Re: [PATCH v15 22/23] x86/mce: Improve error log of kernel space TDX #MC due to erratum

From: Dave Hansen
Date: Fri Dec 01 2023 - 15:36:02 EST


On 11/9/23 03:55, Kai Huang wrote:
> +static bool is_pamt_page(unsigned long phys)
> +{
> + struct tdmr_info_list *tdmr_list = &tdx_tdmr_list;
> + int i;
> +
> + /*
> + * This function is called from #MC handler, and theoretically
> + * it could run in parallel with the TDX module initialization
> + * on other logical cpus. But it's not OK to hold mutex here
> + * so just blindly check module status to make sure PAMTs/TDMRs
> + * are stable to access.
> + *
> + * This may return inaccurate result in rare cases, e.g., when
> + * #MC happens on a PAMT page during module initialization, but
> + * this is fine as #MC handler doesn't need a 100% accurate
> + * result.
> + */

It doesn't need perfect accuracy. But how do we know it's not going to
go, for instance, chase a bad pointer?

> + if (tdx_module_status != TDX_MODULE_INITIALIZED)
> + return false;

As an example, what prevents this CPU from observing
tdx_module_status==TDX_MODULE_INITIALIZED while the PAMT structure is
being assembled?

> + for (i = 0; i < tdmr_list->nr_consumed_tdmrs; i++) {
> + unsigned long base, size;
> +
> + tdmr_get_pamt(tdmr_entry(tdmr_list, i), &base, &size);
> +
> + if (phys >= base && phys < (base + size))
> + return true;
> + }
> +
> + return false;
> +}
> +
> +/*
> + * Return whether the memory page at the given physical address is TDX
> + * private memory or not. Called from #MC handler do_machine_check().
> + *
> + * Note this function may not return an accurate result in rare cases.
> + * This is fine as the #MC handler doesn't need a 100% accurate result,
> + * because it cannot distinguish #MC between software bug and real
> + * hardware error anyway.
> + */
> +bool tdx_is_private_mem(unsigned long phys)
> +{
> + struct tdx_module_args args = {
> + .rcx = phys & PAGE_MASK,
> + };
> + u64 sret;
> +
> + if (!platform_tdx_enabled())
> + return false;
> +
> + /* Get page type from the TDX module */
> + sret = __seamcall_ret(TDH_PHYMEM_PAGE_RDMD, &args);
> + /*
> + * Handle the case that CPU isn't in VMX operation.
> + *
> + * KVM guarantees no VM is running (thus no TDX guest)
> + * when there's any online CPU isn't in VMX operation.
> + * This means there will be no TDX guest private memory
> + * and Secure-EPT pages. However the TDX module may have
> + * been initialized and the memory page could be PAMT.
> + */
> + if (sret == TDX_SEAMCALL_UD)
> + return is_pamt_page(phys);

Either this is comment is wonky or the module initialization is buggy.

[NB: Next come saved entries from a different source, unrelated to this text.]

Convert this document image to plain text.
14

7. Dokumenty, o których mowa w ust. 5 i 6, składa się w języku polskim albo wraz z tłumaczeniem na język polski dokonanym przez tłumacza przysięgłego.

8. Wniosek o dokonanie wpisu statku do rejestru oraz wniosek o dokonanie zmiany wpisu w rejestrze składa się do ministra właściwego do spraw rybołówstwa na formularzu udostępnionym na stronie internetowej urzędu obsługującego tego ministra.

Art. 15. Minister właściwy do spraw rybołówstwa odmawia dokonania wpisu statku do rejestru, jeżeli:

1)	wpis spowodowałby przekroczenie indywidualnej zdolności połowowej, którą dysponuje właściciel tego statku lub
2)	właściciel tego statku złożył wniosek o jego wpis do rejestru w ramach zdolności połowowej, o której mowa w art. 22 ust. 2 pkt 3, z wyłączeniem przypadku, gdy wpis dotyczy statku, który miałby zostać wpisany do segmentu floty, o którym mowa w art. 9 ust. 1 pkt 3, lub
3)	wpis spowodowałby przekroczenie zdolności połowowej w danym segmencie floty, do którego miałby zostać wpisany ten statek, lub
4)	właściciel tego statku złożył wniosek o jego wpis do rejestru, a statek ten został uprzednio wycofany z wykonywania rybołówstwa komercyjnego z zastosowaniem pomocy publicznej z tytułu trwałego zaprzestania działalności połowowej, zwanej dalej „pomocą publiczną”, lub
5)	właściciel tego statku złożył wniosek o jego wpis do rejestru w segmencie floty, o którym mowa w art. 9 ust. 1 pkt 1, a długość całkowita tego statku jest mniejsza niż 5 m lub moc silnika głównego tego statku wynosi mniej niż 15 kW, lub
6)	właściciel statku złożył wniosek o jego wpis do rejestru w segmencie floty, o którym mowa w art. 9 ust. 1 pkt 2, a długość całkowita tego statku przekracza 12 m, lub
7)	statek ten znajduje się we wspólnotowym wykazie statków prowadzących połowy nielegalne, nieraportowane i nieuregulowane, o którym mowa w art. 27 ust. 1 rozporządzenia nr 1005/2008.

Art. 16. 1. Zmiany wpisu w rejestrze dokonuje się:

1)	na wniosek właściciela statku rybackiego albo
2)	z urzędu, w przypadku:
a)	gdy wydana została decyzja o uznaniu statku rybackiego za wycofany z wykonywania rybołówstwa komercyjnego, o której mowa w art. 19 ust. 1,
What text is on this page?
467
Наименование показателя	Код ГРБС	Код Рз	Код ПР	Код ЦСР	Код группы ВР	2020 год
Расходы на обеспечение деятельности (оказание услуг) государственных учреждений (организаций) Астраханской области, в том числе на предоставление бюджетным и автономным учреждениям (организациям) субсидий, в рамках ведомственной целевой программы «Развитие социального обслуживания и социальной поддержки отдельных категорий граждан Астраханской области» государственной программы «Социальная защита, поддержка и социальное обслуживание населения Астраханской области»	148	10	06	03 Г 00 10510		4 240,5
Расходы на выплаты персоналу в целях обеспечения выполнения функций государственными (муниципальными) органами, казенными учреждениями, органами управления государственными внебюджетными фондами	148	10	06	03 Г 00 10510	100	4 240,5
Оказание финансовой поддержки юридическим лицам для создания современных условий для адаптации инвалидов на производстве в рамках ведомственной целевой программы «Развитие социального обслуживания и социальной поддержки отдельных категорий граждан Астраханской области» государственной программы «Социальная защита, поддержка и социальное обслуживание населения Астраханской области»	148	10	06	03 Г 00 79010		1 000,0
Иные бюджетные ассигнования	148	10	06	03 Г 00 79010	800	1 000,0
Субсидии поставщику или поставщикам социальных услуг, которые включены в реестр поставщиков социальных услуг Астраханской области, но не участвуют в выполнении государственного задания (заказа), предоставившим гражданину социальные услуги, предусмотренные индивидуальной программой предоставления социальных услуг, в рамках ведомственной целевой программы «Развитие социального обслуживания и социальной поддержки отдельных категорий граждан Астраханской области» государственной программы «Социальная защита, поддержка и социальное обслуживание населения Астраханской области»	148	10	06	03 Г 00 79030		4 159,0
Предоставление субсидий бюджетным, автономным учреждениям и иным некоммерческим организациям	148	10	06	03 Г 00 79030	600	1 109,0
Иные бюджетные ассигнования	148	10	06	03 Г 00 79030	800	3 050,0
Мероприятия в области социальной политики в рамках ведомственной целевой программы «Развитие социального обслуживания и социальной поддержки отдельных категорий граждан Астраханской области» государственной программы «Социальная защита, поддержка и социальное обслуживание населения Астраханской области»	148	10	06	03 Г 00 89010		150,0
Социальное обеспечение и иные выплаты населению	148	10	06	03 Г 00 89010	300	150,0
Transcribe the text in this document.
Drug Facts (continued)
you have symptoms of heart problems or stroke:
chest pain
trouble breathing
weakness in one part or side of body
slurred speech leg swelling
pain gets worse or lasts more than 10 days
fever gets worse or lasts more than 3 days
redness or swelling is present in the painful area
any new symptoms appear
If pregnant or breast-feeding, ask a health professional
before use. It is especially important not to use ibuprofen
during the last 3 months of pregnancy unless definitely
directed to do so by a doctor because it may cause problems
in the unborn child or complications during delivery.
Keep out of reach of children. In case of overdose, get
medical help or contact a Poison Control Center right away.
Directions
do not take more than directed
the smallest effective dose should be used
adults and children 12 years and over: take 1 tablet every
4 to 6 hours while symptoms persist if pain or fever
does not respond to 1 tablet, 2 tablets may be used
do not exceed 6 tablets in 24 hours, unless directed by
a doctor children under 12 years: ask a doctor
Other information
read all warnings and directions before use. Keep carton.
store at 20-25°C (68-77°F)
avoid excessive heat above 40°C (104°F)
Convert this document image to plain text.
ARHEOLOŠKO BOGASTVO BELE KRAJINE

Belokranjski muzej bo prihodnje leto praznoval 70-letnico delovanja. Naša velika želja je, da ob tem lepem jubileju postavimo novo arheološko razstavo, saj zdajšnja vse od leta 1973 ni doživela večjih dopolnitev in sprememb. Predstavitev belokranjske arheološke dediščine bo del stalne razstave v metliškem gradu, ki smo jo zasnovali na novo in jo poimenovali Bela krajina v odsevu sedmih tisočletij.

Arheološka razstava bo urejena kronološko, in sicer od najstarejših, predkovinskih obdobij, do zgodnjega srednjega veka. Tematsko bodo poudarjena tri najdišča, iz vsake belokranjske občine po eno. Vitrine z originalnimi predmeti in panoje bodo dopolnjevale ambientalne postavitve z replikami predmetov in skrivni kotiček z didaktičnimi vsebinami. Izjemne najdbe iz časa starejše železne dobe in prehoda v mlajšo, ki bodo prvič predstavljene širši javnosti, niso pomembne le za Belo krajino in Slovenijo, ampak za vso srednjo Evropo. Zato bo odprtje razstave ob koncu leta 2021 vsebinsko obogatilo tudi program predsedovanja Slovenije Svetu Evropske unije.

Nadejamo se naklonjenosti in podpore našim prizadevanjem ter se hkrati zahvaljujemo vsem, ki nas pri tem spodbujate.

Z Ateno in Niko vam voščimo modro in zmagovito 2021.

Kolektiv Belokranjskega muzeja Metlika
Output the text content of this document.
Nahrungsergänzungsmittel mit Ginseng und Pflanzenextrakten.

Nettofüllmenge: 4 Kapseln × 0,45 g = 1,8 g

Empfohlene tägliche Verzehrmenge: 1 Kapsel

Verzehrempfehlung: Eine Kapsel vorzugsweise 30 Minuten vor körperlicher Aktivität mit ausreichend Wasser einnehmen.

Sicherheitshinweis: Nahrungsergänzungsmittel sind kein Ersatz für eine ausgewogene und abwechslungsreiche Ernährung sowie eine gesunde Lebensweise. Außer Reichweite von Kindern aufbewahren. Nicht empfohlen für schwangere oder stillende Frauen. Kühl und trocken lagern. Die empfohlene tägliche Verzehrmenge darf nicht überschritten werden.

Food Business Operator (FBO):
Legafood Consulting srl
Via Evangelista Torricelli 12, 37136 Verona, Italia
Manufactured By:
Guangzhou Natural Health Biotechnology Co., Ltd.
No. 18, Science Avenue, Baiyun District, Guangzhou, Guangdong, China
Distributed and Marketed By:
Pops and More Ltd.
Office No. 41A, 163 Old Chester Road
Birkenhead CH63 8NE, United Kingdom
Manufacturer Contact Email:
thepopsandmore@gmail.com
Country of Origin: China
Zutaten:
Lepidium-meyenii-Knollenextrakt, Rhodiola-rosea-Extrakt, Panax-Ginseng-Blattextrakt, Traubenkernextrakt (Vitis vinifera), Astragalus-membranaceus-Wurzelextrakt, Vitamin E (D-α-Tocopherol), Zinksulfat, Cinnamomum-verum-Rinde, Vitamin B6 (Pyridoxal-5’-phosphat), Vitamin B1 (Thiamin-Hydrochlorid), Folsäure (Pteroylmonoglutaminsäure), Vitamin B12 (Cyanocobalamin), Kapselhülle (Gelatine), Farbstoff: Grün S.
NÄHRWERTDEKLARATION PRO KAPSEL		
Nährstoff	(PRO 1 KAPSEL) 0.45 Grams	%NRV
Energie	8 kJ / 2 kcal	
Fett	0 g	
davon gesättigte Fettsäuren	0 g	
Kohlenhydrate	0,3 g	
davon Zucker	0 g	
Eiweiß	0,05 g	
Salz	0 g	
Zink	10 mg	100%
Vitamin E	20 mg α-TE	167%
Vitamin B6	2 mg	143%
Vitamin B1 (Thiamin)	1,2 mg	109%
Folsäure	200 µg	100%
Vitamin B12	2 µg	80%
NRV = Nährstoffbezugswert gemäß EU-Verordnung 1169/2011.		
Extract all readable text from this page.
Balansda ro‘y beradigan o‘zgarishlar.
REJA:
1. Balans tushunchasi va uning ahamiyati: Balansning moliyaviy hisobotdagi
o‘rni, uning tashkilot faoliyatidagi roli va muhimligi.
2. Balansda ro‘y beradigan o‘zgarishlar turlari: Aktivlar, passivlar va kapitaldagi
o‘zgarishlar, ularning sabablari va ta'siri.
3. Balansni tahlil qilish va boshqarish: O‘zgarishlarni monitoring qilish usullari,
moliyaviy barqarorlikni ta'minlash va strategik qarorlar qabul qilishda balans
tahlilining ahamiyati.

config_global_keyid() goes and does SEAMCALLs on all CPUs. There are
zero checks or special handling in there for whether the CPU has done
VMXON. So, by the time we've started initializing the TDX module
(including the PAMT), all online CPUs must be able to do SEAMCALLs. Right?

So how can we have a working PAMT here when this CPU can't do SEAMCALLs?

I don't think we should even bother with this complexity. I think we
can just fix the whole thing by saying that unless you can make a
non-init SEAMCALL, we just assume the memory can't be private.

The transition to being able to make non-init SEAMCALLs is also #MC safe
*and* it's at a point when the tdmr_list is stable.

Can anyone shoot any holes in that? :)